The offshore nominee directors are the agents who do not exercise any authority with the corporation. The name of the Directors will be written in the Company's reports. Although you need to select a person who can be a trustworthy nominee director.

A nominee director is nominated by the financial institution in the assurance of the provisions of any law for the time being in force or of any agreement, or appointed by Central Government or State Government and any other person to represent its interest. It is the duty of the debenture trustee to nominate a Director on the Board of the Issuer Company. A Nominee Director or any other Director is bound by rules of confidentiality of Company and they cannot share any type of information with his/her Nominator.

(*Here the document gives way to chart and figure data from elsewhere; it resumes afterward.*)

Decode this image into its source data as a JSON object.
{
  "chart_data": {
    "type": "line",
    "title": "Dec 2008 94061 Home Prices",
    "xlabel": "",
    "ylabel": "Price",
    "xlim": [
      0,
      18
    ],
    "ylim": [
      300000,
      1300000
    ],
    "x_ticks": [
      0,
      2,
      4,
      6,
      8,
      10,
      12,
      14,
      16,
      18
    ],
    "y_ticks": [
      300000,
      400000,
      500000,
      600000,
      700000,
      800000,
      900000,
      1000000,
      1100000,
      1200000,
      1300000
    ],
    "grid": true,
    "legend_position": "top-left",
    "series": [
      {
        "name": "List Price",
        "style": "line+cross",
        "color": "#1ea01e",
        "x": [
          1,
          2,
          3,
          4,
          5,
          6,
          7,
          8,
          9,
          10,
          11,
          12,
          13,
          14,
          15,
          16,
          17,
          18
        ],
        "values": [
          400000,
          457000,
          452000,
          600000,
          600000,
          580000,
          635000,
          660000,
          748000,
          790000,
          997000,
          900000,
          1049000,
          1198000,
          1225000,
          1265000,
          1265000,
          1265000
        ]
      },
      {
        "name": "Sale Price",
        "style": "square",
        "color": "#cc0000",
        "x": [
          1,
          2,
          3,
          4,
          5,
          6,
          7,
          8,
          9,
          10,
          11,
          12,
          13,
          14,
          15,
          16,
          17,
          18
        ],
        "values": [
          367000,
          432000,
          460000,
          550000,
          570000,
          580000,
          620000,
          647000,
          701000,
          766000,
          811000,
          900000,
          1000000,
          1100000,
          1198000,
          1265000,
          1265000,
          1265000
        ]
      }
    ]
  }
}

Appointment procedure for the Nominee Director:

  • Ensure that the appointment of a nominated director is approved by the Articles of Association (AoA). If the AoA does not permit the appointment, then change the AoA accordingly.
  • Bypassing a resolution at the Board meeting, the appointment of the Candidate Director can be accomplished. Notice of the meeting of the Board to be held should be given to all Directors.
  • In addition, a meeting of the Board will be held and a motion to name the candidate director will be passed.
  • The Secretary of the Company or any of the Directors shall sign and file the related documents with the Registrar of Companies ( RoC) after the resolution is passed.
  • A declaration concerning his interest in other institutions must be submitted by the designated nominee director and his / her consent should be granted.

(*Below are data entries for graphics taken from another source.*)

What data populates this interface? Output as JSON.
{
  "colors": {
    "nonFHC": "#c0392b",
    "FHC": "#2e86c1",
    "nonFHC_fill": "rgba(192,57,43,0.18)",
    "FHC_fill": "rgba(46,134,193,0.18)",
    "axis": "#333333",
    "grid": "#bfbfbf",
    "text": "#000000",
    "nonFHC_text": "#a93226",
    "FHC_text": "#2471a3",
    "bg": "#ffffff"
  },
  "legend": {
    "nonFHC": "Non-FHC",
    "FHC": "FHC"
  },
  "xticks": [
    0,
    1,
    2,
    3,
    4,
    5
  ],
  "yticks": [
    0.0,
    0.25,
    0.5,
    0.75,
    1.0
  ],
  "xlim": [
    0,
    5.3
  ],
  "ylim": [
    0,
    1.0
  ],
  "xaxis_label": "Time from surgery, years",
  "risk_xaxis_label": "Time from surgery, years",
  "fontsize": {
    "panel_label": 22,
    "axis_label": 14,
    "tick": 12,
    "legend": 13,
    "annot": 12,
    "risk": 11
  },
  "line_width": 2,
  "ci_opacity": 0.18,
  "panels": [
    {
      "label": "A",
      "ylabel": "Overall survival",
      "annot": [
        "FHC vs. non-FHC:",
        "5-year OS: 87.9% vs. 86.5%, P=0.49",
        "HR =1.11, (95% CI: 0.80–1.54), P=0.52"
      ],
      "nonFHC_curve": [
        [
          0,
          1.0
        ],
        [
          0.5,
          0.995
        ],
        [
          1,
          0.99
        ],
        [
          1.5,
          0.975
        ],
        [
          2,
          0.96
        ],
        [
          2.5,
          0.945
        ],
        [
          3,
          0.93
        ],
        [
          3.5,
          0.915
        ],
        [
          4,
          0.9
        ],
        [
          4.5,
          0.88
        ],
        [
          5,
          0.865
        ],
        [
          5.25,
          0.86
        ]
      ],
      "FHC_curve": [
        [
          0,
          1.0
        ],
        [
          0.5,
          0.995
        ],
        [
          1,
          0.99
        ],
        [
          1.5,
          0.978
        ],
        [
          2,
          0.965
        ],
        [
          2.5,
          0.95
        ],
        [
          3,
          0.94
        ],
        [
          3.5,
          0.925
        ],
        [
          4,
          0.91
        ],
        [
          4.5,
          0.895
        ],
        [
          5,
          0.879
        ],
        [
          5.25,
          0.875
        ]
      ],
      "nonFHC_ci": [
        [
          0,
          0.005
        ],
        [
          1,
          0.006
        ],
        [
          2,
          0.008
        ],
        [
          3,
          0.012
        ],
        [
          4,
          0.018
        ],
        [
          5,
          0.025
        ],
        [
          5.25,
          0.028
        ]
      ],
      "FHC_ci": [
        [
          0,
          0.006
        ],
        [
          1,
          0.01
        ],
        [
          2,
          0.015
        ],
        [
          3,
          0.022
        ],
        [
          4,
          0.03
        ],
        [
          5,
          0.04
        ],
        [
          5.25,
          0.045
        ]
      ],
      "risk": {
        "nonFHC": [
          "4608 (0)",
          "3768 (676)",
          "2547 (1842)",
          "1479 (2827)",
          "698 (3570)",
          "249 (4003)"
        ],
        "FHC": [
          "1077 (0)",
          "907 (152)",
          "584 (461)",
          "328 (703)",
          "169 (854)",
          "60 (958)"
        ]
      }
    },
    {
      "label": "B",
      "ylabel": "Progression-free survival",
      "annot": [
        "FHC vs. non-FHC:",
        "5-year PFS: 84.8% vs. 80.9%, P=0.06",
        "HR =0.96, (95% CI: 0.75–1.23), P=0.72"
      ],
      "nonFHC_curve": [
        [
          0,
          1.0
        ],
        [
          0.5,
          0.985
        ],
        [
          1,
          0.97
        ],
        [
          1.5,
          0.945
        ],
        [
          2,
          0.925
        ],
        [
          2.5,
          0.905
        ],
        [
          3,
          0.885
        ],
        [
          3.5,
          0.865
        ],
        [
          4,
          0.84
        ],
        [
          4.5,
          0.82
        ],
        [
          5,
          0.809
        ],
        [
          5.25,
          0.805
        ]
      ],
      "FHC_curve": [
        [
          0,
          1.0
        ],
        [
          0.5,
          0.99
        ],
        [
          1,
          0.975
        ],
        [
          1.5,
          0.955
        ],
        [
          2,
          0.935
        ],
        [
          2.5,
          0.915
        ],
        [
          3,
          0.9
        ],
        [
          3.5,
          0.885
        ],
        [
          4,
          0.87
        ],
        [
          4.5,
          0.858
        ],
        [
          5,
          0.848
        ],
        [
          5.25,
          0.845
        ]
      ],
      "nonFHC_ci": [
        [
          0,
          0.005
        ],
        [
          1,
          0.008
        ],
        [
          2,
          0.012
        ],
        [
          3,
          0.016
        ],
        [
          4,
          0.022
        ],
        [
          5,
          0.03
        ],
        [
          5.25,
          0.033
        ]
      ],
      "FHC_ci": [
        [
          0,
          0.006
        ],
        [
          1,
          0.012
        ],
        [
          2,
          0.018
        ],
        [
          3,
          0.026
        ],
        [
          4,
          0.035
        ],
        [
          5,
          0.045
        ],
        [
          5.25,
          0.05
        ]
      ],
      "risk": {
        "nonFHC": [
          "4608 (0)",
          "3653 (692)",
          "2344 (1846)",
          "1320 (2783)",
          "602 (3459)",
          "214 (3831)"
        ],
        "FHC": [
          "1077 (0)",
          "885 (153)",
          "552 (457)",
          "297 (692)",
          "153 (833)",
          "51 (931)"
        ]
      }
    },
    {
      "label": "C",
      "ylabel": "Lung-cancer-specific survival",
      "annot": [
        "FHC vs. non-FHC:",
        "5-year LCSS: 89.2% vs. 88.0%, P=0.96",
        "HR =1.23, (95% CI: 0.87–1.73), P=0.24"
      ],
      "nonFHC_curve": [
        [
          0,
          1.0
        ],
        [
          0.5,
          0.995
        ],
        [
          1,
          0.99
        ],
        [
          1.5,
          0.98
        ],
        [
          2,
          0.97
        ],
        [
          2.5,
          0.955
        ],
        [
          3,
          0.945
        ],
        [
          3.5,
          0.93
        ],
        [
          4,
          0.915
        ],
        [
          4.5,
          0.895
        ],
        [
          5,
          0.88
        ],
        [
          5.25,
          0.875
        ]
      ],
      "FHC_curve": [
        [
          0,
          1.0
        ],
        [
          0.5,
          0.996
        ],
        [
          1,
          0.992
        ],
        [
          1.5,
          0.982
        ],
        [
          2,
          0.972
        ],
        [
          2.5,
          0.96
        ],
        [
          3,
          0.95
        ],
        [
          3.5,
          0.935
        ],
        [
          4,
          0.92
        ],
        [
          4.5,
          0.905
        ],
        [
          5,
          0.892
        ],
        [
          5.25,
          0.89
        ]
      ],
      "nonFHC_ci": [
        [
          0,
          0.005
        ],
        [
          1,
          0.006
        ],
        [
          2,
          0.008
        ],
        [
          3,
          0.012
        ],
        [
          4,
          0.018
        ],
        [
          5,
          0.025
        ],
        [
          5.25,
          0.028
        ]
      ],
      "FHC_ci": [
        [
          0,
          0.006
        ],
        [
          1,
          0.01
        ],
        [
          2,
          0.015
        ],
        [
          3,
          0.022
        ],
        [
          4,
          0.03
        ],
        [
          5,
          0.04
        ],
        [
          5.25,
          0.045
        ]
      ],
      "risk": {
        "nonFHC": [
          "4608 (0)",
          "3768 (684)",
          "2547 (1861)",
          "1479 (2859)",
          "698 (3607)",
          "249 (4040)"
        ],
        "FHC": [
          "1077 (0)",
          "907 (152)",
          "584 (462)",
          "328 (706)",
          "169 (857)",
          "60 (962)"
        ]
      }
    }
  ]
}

Necessary documents for the Appointment of Nominee Director:

  • The Proposed Nominee Director's Identification Number (DIN) Directors
  • The Proposed Nominee Director's Identity Proof
  • The Proposed Nominee Director's residential facts
  • The Proposed Nominee Director's Permanent Account Number
  • Letter of appointment
  • Certified Copy of the Board Resolution
  • Consent Form signed by the Nominee Director


Act as security: A nominee director must supervise the investor company's activities to ensure those policy decisions are focused on sound business lines, reasoning to appropriate protections, and also serve as a liaison between the investor company and the nominator.

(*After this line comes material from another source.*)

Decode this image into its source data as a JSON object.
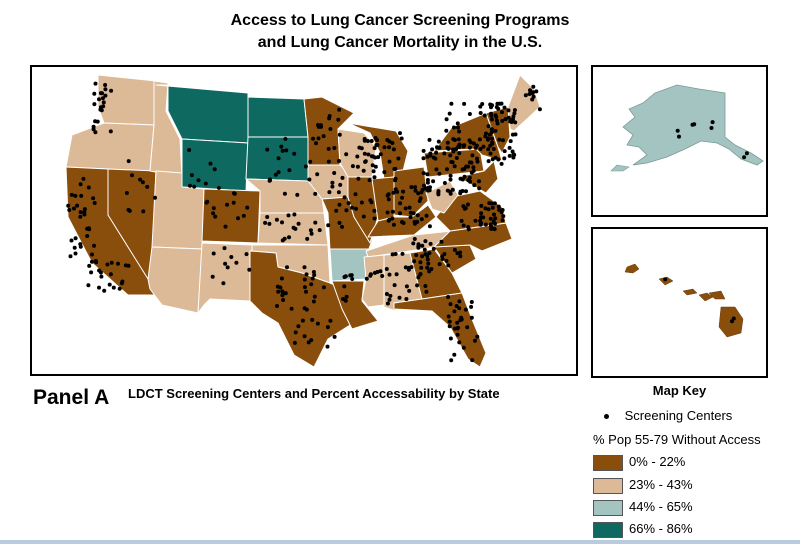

Participation and decision-making: A nominee director is a non-executive director; however, he should be actively involved in decisions affecting the investment firm's financial results, fund-raising activities like debt raising, acquisitions, etc.

Maintain confidentiality: In the case of a listed company, a nominee director should exercise sufficient care and caution when dealing with undisclosed price sensitive information. He can control, track, and disclose trading by insiders framed by the listed organization, the nominee director is also expected to abide by the code of conduct.